Images posted on social media show the freed men grinning and flashing V signs for victory as their loved ones and neighbors hugged and kissed them in the southern port city of Aden.
The saga of the detainees from the Beir Ahmed prison in Aden is linked to the brutal civil war that has roiled the Arab world’s poorest country, where a Saudi-led coalition, of which the UAE is a leading member, is at war with Iran-aligned rebels known as Houthis, who control the capital.
Prosecutor Mohammed Ali Saleh confirmed the release of the 46 on Tuesday, without elaborating, while the detainees themselves gave The Associated Press a list with their names.
Among them was 23-year-old Saddam al-Azazi, held since June of last year. His mother said she fainted when she heard the news and that her daughters had to carry her to see him.
“I walked two steps and my legs couldn’t carry me anymore,” she said, declining to give her name, fearing for her family. “When my son hugged me, all the neighbors in all the houses were ululating and crying at the same time.”
Other prisoners despaired at not being included among those released, with one trying to kill himself by taking pills, according to two witnesses who spoke to the AP on condition of anonymity out of fear of reprisals. Prison officials could not immediately be reached for comment.
According to AP reporting, in an incident on March 10, inmates in Beir Ahmed were forced to undress as Emirati officers searched their anal cavities, claiming to be looking for contraband cellphones.
Drawings smuggled out by a Yemeni detainee at Beir Ahmed gave a grim glimpse into a hidden world of flagrant human rights abuses by UAE officers acting with impunity in several other prisons.
The drawings - made on plastic plates - show a man hanging naked from chains while being subjected to electric shocks, another inmate on the floor surrounded by snarling dogs as several people kick him, and graphic depictions of anal rape.
Another mother said she was “extremely happy” to see her son released, but that he was limping and suffering from back pain. She did not provide further details, and spoke on condition of anonymity, fearing retribution.
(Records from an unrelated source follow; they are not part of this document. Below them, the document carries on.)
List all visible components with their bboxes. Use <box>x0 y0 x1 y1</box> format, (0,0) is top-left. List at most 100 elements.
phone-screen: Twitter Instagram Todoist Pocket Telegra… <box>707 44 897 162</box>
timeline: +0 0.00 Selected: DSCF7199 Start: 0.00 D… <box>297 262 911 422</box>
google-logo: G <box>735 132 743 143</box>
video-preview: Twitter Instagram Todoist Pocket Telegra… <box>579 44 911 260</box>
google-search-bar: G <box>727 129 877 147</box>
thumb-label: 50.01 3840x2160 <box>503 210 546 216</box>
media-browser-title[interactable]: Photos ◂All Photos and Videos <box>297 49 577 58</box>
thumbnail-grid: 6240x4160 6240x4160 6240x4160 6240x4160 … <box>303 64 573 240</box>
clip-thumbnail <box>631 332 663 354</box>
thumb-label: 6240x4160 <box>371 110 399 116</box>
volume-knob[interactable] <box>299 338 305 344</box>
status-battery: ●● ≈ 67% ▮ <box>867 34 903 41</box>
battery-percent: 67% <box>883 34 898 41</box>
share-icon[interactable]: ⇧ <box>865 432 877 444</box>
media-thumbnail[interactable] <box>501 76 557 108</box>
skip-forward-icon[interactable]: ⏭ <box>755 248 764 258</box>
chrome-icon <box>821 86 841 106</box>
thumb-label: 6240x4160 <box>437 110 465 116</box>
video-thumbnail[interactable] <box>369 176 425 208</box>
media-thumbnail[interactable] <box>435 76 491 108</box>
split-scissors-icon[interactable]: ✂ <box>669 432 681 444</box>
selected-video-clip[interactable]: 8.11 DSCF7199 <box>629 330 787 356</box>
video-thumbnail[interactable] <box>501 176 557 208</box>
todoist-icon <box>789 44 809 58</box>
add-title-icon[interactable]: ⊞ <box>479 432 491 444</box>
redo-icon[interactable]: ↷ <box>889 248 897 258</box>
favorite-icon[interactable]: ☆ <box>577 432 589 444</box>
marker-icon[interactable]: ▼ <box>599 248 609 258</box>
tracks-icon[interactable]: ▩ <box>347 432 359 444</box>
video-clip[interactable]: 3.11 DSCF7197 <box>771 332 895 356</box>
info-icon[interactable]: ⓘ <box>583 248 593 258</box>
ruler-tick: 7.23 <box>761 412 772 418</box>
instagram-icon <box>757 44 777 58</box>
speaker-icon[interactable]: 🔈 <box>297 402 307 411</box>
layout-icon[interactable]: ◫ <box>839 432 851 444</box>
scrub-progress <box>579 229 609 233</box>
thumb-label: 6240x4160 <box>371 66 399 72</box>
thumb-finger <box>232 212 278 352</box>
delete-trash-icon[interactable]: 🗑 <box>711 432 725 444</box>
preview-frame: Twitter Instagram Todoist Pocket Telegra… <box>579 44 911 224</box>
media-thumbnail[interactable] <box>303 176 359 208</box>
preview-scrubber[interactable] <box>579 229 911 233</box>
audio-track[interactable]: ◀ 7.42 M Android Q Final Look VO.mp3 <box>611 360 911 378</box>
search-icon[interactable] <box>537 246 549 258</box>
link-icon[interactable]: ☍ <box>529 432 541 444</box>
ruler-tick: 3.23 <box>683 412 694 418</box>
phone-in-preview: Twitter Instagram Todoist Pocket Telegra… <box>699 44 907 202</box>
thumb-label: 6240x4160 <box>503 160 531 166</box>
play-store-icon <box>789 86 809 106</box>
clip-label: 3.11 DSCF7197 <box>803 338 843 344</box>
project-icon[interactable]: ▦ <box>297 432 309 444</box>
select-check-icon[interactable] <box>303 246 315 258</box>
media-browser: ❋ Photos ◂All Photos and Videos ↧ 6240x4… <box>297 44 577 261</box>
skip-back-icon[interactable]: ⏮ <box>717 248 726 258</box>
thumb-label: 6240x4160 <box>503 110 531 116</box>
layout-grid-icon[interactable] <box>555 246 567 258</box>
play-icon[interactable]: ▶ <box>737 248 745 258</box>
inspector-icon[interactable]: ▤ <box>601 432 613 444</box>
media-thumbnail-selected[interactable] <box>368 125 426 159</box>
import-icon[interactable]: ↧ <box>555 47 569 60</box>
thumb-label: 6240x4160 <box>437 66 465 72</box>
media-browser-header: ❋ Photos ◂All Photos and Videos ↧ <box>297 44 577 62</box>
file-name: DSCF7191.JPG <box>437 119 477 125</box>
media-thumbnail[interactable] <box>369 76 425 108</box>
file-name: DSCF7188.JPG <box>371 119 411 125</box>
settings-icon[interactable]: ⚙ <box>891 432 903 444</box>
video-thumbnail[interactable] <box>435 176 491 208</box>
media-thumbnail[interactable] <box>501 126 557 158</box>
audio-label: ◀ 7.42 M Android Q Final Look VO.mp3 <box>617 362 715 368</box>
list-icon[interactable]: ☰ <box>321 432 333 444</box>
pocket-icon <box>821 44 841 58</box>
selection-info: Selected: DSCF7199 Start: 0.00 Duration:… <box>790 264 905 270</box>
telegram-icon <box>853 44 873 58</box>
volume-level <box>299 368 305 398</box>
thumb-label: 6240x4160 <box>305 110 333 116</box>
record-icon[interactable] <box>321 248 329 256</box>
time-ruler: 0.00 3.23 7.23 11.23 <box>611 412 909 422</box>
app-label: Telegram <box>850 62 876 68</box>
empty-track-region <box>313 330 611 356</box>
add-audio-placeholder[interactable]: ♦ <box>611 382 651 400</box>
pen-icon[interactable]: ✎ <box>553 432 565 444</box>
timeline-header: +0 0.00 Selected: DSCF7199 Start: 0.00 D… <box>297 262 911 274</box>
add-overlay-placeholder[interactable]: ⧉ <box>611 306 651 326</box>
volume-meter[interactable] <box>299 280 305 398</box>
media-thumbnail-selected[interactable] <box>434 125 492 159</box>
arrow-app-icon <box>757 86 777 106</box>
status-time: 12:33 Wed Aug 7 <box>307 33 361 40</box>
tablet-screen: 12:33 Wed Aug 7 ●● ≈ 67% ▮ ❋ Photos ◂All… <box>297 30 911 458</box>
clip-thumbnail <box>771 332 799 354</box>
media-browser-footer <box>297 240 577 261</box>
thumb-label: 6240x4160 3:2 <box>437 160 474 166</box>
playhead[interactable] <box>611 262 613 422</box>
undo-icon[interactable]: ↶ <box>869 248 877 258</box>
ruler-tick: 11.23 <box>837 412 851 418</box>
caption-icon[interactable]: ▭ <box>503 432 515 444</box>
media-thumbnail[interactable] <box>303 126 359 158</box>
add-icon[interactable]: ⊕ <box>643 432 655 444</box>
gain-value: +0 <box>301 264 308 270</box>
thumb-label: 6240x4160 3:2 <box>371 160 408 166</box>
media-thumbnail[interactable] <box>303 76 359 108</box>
Her son has been in detention since March last year. She said a prosecutor ordered him and the other prisoners freed three months ago, but the order was only carried out Tuesday.
Families in Aden and the southern city of Mukalla have been holding near daily demonstrations calling on the coalition to implement the prosecutor’s orders and free their sons after they were cleared of any accusations. A father of one of the detainees showed the AP a document from the state prosecutor instructing other prosecutors to implement the release order.
The UAE has denied it runs prisons in Yemen, insisting the Yemeni government is in full control. But Yemen’s Interior Minister Ahmed al-Maysari says he has no control over the prisons.
The AP first asked the Pentagon about the abuses a year ago, but despite reports of torture documented by the AP from former and current detainees, human rights groups and the United Nations, the Pentagon said the United States has seen no evidence of detainee abuse in Yemen. U.S. officials have acknowledged that American forces receive intelligence from UAE partners and have participated in interrogations in Yemen.